How to work around queue corruption when using Process.Terminate ()

advertisements

I'm building a Python script/application which launches multiple so-called Fetchers. They in turn do something and return data into a queue.

I want to make sure the Fetchers don't run for more than 60 seconds (because the entire application runs multiple times in one hour).

Reading the Python docs i noticed they say to be carefull when using Process.Terminate() because it can break the Queue.

My current code:

# Result Queue
resultQueue = Queue();

# Create Fetcher Instance
fetcher = fetcherClass()

# Create Fetcher Process List
fetcherProcesses = []

# Run Fetchers
for config in configList:
    # Create Process to encapsulate Fetcher
    log.debug("Creating Fetcher for Target: %s" % config['object_name'])
    fetcherProcess = Process(target=fetcher.Run, args=(config,resultQueue))

    log.debug("Starting Fetcher for Target: %s" % config['object_name'])
    fetcherProcess.start()
    fetcherProcesses.append((config, fetcherProcess))

# Wait for all Workers to complete
for config, fetcherProcess in fetcherProcesses:
    log.debug("Waiting for Thread to complete (%s)." % str(config['object_name']))
    fetcherProcess.join(DEFAULT_FETCHER_TIMEOUT)
    if fetcherProcess.is_alive():
        log.critical("Fetcher thread for object %s Timed Out! Terminating..." % config['object_name'])
        fetcherProcess.terminate()

# Loop thru results, and save them in RRD
while not resultQueue.empty():
    config, fetcherResult = resultQueue.get()
    result = storage.Save(config, fetcherResult)

I want to make sure my Queue doesn't get corrupted when one of my Fetchers times out.

What is the best way to do this?

Edit: In response to a chat with sebdelsol a few clarifications:

1) I want to start processing data as soon as possible, because otherwise i have to perform a lot of Disk Intensive operations all at once.
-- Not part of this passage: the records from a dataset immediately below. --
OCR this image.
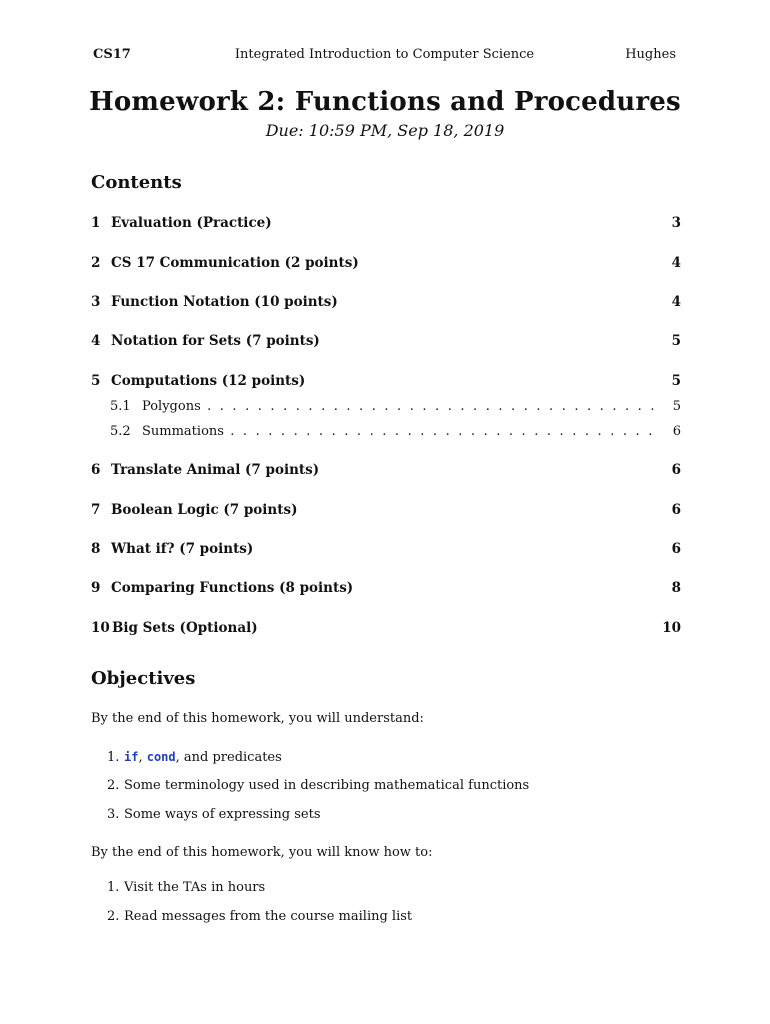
CS17	Integrated Introduction to Computer Science	Hughes
Homework 2: Functions and Procedures
Due: 10:59 PM, Sep 18, 2019
Contents
1 Evaluation (Practice)	3
2 CS 17 Communication (2 points)	4
3 Function Notation (10 points)	4
4 Notation for Sets (7 points)	5
5 Computations (12 points)	5
5.1 Polygons . . .	5
5.2 Summations . . .	6
6 Translate Animal (7 points)	6
7 Boolean Logic (7 points)	6
8 What if? (7 points)	6
9 Comparing Functions (8 points)	8
10 Big Sets (Optional)	10
Objectives
By the end of this homework, you will understand:
1. if, cond, and predicates
2. Some terminology used in describing mathematical functions
3. Some ways of expressing sets
By the end of this homework, you will know how to:
1. Visit the TAs in hours
2. Read messages from the course mailing list
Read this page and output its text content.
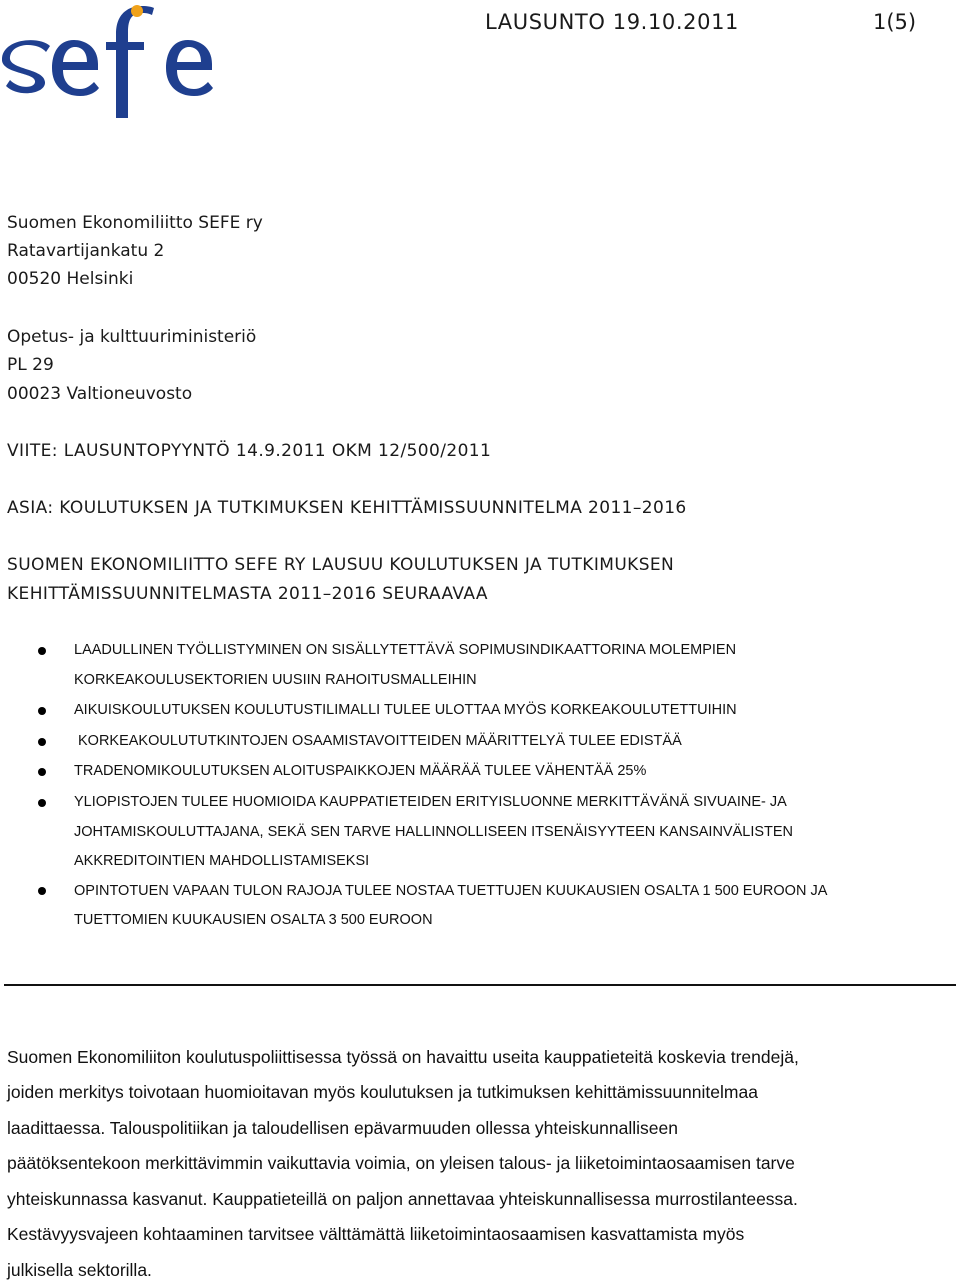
LAUSUNTO 19.10.2011	1(5)
Suomen Ekonomiliitto SEFE ry
Ratavartijankatu 2
00520 Helsinki
Opetus- ja kulttuuriministeriö
PL 29
00023 Valtioneuvosto
VIITE: LAUSUNTOPYYNTÖ 14.9.2011 OKM 12/500/2011
ASIA: KOULUTUKSEN JA TUTKIMUKSEN KEHITTÄMISSUUNNITELMA 2011–2016
SUOMEN EKONOMILIITTO SEFE RY LAUSUU KOULUTUKSEN JA TUTKIMUKSEN
KEHITTÄMISSUUNNITELMASTA 2011–2016 SEURAAVAA
LAADULLINEN TYÖLLISTYMINEN ON SISÄLLYTETTÄVÄ SOPIMUSINDIKAATTORINA MOLEMPIEN
KORKEAKOULUSEKTORIEN UUSIIN RAHOITUSMALLEIHIN
AIKUISKOULUTUKSEN KOULUTUSTILIMALLI TULEE ULOTTAA MYÖS KORKEAKOULUTETTUIHIN
KORKEAKOULUTUTKINTOJEN OSAAMISTAVOITTEIDEN MÄÄRITTELYÄ TULEE EDISTÄÄ
TRADENOMIKOULUTUKSEN ALOITUSPAIKKOJEN MÄÄRÄÄ TULEE VÄHENTÄÄ 25%
YLIOPISTOJEN TULEE HUOMIOIDA KAUPPATIETEIDEN ERITYISLUONNE MERKITTÄVÄNÄ SIVUAINE- JA
JOHTAMISKOULUTTAJANA, SEKÄ SEN TARVE HALLINNOLLISEEN ITSENÄISYYTEEN KANSAINVÄLISTEN
AKKREDITOINTIEN MAHDOLLISTAMISEKSI
OPINTOTUEN VAPAAN TULON RAJOJA TULEE NOSTAA TUETTUJEN KUUKAUSIEN OSALTA 1 500 EUROON JA
TUETTOMIEN KUUKAUSIEN OSALTA 3 500 EUROON
Suomen Ekonomiliiton koulutuspoliittisessa työssä on havaittu useita kauppatieteitä koskevia trendejä,
joiden merkitys toivotaan huomioitavan myös koulutuksen ja tutkimuksen kehittämissuunnitelmaa
laadittaessa. Talouspolitiikan ja taloudellisen epävarmuuden ollessa yhteiskunnalliseen
päätöksentekoon merkittävimmin vaikuttavia voimia, on yleisen talous- ja liiketoimintaosaamisen tarve
yhteiskunnassa kasvanut. Kauppatieteillä on paljon annettavaa yhteiskunnallisessa murrostilanteessa.
Kestävyysvajeen kohtaaminen tarvitsee välttämättä liiketoimintaosaamisen kasvattamista myös
julkisella sektorilla.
So sleeping the main thread for X_Timeout is not an option.

2) I need to wait for the Timeout only once, but per process, so if the main thread launches 50 fetchers, and this takes a few seconds to half a minute, i need to compensate.

3) I want to make sure the data that comes from Queue.Get() is put there by a Fetcher that didn't timeout (since it is theoretically possible that a fetcher was putting the data in the Queue, when the timeout occured, and it was shot to death...) That data should be dumped.

It's not a very bad thing when a timeout occurs, it's not a desirable situation, but corrupt data is worse.


You could pass a new multiprocessing.Lock() to every fetcher you start.

In the fetcher's process, be sure to wrap the Queue.put() with this lock:

with self.lock:
    self.queue.put(result)

When you need to terminate a fetcher's process, use its lock :

with fetcherLock:
    fetcherProcess.terminate()

This way, your queue won't get corrupted by killing a fetcher during the queue access.

Some fetcher's locks could get corrupted. But, that's not an issue since every new fetcher you launch has a brand new lock.